We ordered one of the two truffle pizzas that were part of Oliveto’s annual truffle event.  There was a choice of the black truffle pizza, pancetta, and red onion where the truffle is cooked in the pizza for $20 or the shaved white truffle, farm egg, and parmesan pizza where the chef comes out and shaves the truffle in front of you for $30.  We decided on the white truffle pizza. 

 

Although my friend missed the pizza coming out and the chef shaving the truffle, it was pretty cool.  She did get to see our neighbors have some white truffle shaved on the polenta they ordered. 

 

The flavor of the pizza was very good and the fragrance was strong and aromatic, but I was a little disappointed in the crust.  In general, I love the pizzas that come from Oliveto.  I think it was the whole-grain flour that was the disappointment. I don’t recall having pizza here before with whole-grain flour.  I felt like it didn’t crackle and bubble up as much as previous pizzas using white flour. 

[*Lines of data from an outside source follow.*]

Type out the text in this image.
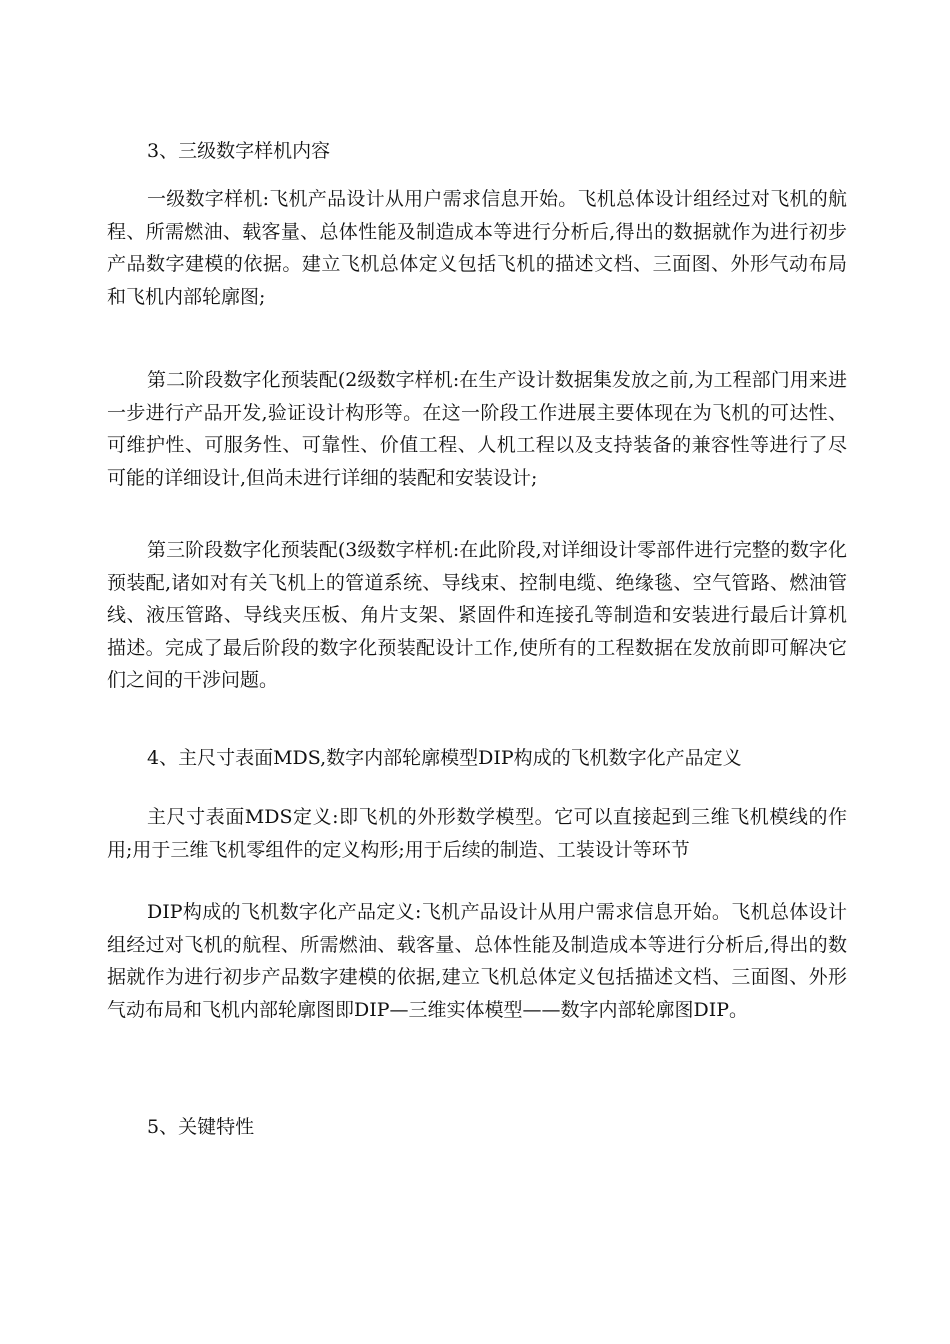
3、三级数字样机内容

一级数字样机:飞机产品设计从用户需求信息开始。飞机总体设计组经过对飞机的航程、所需燃油、载客量、总体性能及制造成本等进行分析后,得出的数据就作为进行初步产品数字建模的依据。建立飞机总体定义包括飞机的描述文档、三面图、外形气动布局和飞机内部轮廓图;

第二阶段数字化预装配(2级数字样机:在生产设计数据集发放之前,为工程部门用来进一步进行产品开发,验证设计构形等。在这一阶段工作进展主要体现在为飞机的可达性、可维护性、可服务性、可靠性、价值工程、人机工程以及支持装备的兼容性等进行了尽可能的详细设计,但尚未进行详细的装配和安装设计;

第三阶段数字化预装配(3级数字样机:在此阶段,对详细设计零部件进行完整的数字化预装配,诸如对有关飞机上的管道系统、导线束、控制电缆、绝缘毯、空气管路、燃油管线、液压管路、导线夹压板、角片支架、紧固件和连接孔等制造和安装进行最后计算机描述。完成了最后阶段的数字化预装配设计工作,使所有的工程数据在发放前即可解决它们之间的干涉问题。

4、主尺寸表面MDS,数字内部轮廓模型DIP构成的飞机数字化产品定义

主尺寸表面MDS定义:即飞机的外形数学模型。它可以直接起到三维飞机模线的作用;用于三维飞机零组件的定义构形;用于后续的制造、工装设计等环节

DIP构成的飞机数字化产品定义:飞机产品设计从用户需求信息开始。飞机总体设计组经过对飞机的航程、所需燃油、载客量、总体性能及制造成本等进行分析后,得出的数据就作为进行初步产品数字建模的依据,建立飞机总体定义包括描述文档、三面图、外形气动布局和飞机内部轮廓图即DIP—三维实体模型——数字内部轮廓图DIP。

5、关键特性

Mr. Klein came to the dining area to talk to our neighbors and then he came and spoke to us.  It was pretty cool that he actually sat with us and I was a bit star struck. The conversation went from how plentiful this year’s truffle season was, how he thoroughly cleans the truffles so he can easily get through customs when bringing them back, and how I didn’t like the whole-grain crust.  He was so nice that after ordering one dessert, our waitress brought us two and said they were both on the house from Mr. Klein. 

We received the pain d’epices bread pudding with orange-rum caramel and the sugar pie pumpkin tart with whipped cream.  My favorite was the latter which was made of a creamy pumpkin that went well with the dense whipped cream.  Although the bread pudding had too strong of spices for my taste, the orange rum caramel was not too shabby.  It looks like we’ve confirmed what Mr. Klein said, that truffle season was plentiful this season and the restaurant will be offering their truffle pizza through the end of this week.